2. Z przyczyn technicznych w zabawie mogą wziąć udział tylko i wyłącznie osoby, które posiadają blogi. 

Postanowiłam nieco zdynamizować akcję i uwolnić dwie książki.
 
O książce Jakuba Małeckiego pisałam tutaj. Pod tym adresem znajdziecie ciekawą recenzję Paidei. Zachęcam do zapoznania się z tym ciekawym przykładem młodej polskiej prozy o fantastycznych korzeniach.
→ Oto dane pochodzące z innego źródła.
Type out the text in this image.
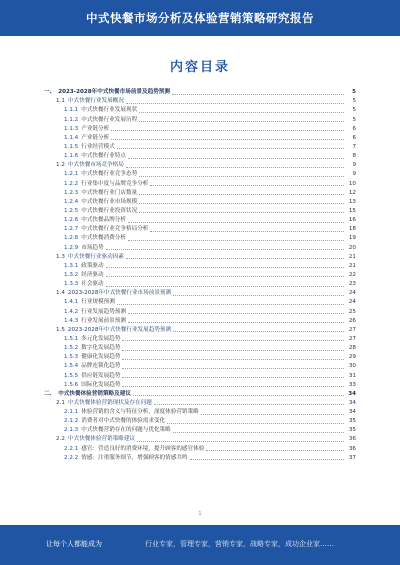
中式快餐市场分析及体验营销策略研究报告
内容目录
一、 2023-2028年中式快餐市场前景及趋势预测	5
1.1 中式快餐行业发展概况	5
1.1.1 中式快餐行业发展现状	5
1.1.2 中式快餐行业发展历程	5
1.1.3 产业链分析	6
1.1.4 产业链分析	6
1.1.5 行业经营模式	7
1.1.6 中式快餐行业特点	8
1.2 中式快餐市场竞争格局	9
1.2.1 中式快餐行业竞争态势	9
1.2.2 行业集中度与品牌竞争分析	10
1.2.3 中式快餐行业门店数量	12
1.2.4 中式快餐行业市场规模	13
1.2.5 中式快餐行业投资状况	15
1.2.6 中式快餐品牌分析	16
1.2.7 中式快餐行业竞争格局分析	18
1.2.8 中式快餐消费分析	19
1.2.9 市场趋势	20
1.3 中式快餐行业驱动因素	21
1.3.1 政策驱动	21
1.3.2 经济驱动	22
1.3.3 社会驱动	23
1.4 2023-2028年中式快餐行业市场前景预测	24
1.4.1 行业规模预测	24
1.4.2 行业发展趋势预测	25
1.4.3 行业发展前景预测	26
1.5 2023-2028年中式快餐行业发展趋势预测	27
1.5.1 多元化发展趋势	27
1.5.2 数字化发展趋势	28
1.5.3 健康化发展趋势	29
1.5.4 品牌连锁化趋势	30
1.5.5 供应链发展趋势	31
1.5.6 国际化发展趋势	33
二、 中式快餐体验营销策略及建议	34
2.1 中式快餐体验营销现状及存在问题	34
2.1.1 体验营销的含义与特征分析，深度体验营销策略	34
2.1.2 消费者对中式快餐的体验需求变化	35
2.1.3 中式快餐营销存在的问题与优化策略	35
2.2 中式快餐体验营销策略建议	36
2.2.1 感官：营造良好的消费环境，提升顾客的感官体验	36
2.2.2 情感：注重服务细节，增强顾客的情感共鸣	37
1
让每个人都能成为	行业专家，管理专家，营销专家，战略专家，成功企业家……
"Tort weselny" wygrałam ostatnio u maniiczytania i pochłonęłam od razu po wyciągnięciu z paczki. To historia pewnego wesela widziana z wielu punktów okraszona sporą dawką satyry. We Francji był to podobno wielki hit, u nas jakoś przemknął niezauważony, a szkoda. Świetna okazja, żeby pośmiać się z francuskich strasznych mieszczan, a przy okazji zastanowić się - czy polscy różnią się aż tak bardzo?
Recenzje:
Zapraszam do zgłaszania się po książki i deklarację kontynuacji zabawy. Na Wasze komentarze czekam do końca grudnia. 
Książki nie są pakietem, każda z nich będzie podróżować oddzielnie. Można zgłaszać się do obydwu z zaznaczeniem preferencji.
Jeśli do którejś z książek zgłosi się więcej osób, zwycięzca zostanie wylosowany. 

Zapraszam:).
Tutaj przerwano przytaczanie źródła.